Friday, October 14, 2011

Minding the Gap

Bought some DBC early last week when prices were falling into the abyss. My thought was that if markets reversed higher, then this might be good for a trade up to about $28.

Why $28? Because once prices broke below that level last month, $28 defines a formidable resistance level. In the context of technical analysis, resistance defines a price level likely to retard further price advances due to the presence of latent supply--such as all those people who bought around $28 early last month and are now trying to get out at a price that lets them come close to break even. Short sellers may also lean on this level and sell come shares short with tight defined risk (i.e., if prices go north of $28, then shorts consider that as an indicator that this was a bad trade, and subsequently stop themselves out).

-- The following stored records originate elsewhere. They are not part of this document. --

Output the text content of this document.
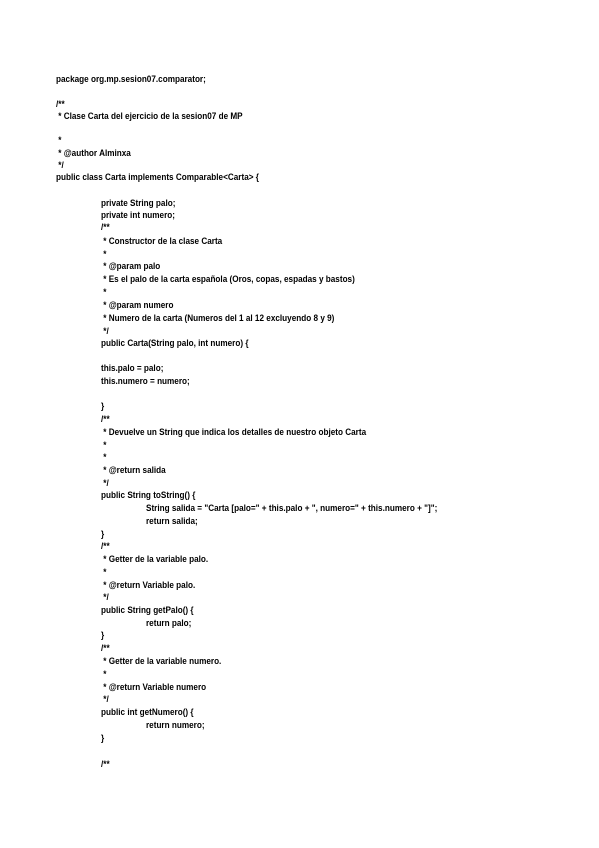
package org.mp.sesion07.comparator;
/**
* Clase Carta del ejercicio de la sesion07 de MP
*
* @author Alminxa
*/
public class Carta implements Comparable<Carta> {
private String palo;
private int numero;
/**
* Constructor de la clase Carta
*
* @param palo
* Es el palo de la carta española (Oros, copas, espadas y bastos)
*
* @param numero
* Numero de la carta (Numeros del 1 al 12 excluyendo 8 y 9)
*/
public Carta(String palo, int numero) {
this.palo = palo;
this.numero = numero;
}
/**
* Devuelve un String que indica los detalles de nuestro objeto Carta
*
*
* @return salida
*/
public String toString() {
String salida = "Carta [palo=" + this.palo + ", numero=" + this.numero + "]";
return salida;
}
/**
* Getter de la variable palo.
*
* @return Variable palo.
*/
public String getPalo() {
return palo;
}
/**
* Getter de la variable numero.
*
* @return Variable numero
*/
public int getNumero() {
return numero;
}
/**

Moreover, gaps similar to the one that reflected the price breakdown in mid Sept often serve as magnets if/when prices retrace. Indeed, there's a saying among technicians that 'all gaps are meant to be filled.'

To add one more tidbit of rationale to my DBC sale, short term stochastics (e.g., the MACD shown above) were looking pretty toppy, suggesting an 'overbought' condition in the near term. Markets tend to ebb and flow between optimism and pessimism on multiple time frames; presently we may be approaching an excess of optimism in the near term.

As such, when DBC lifted into the gap area today, it was time for me to go.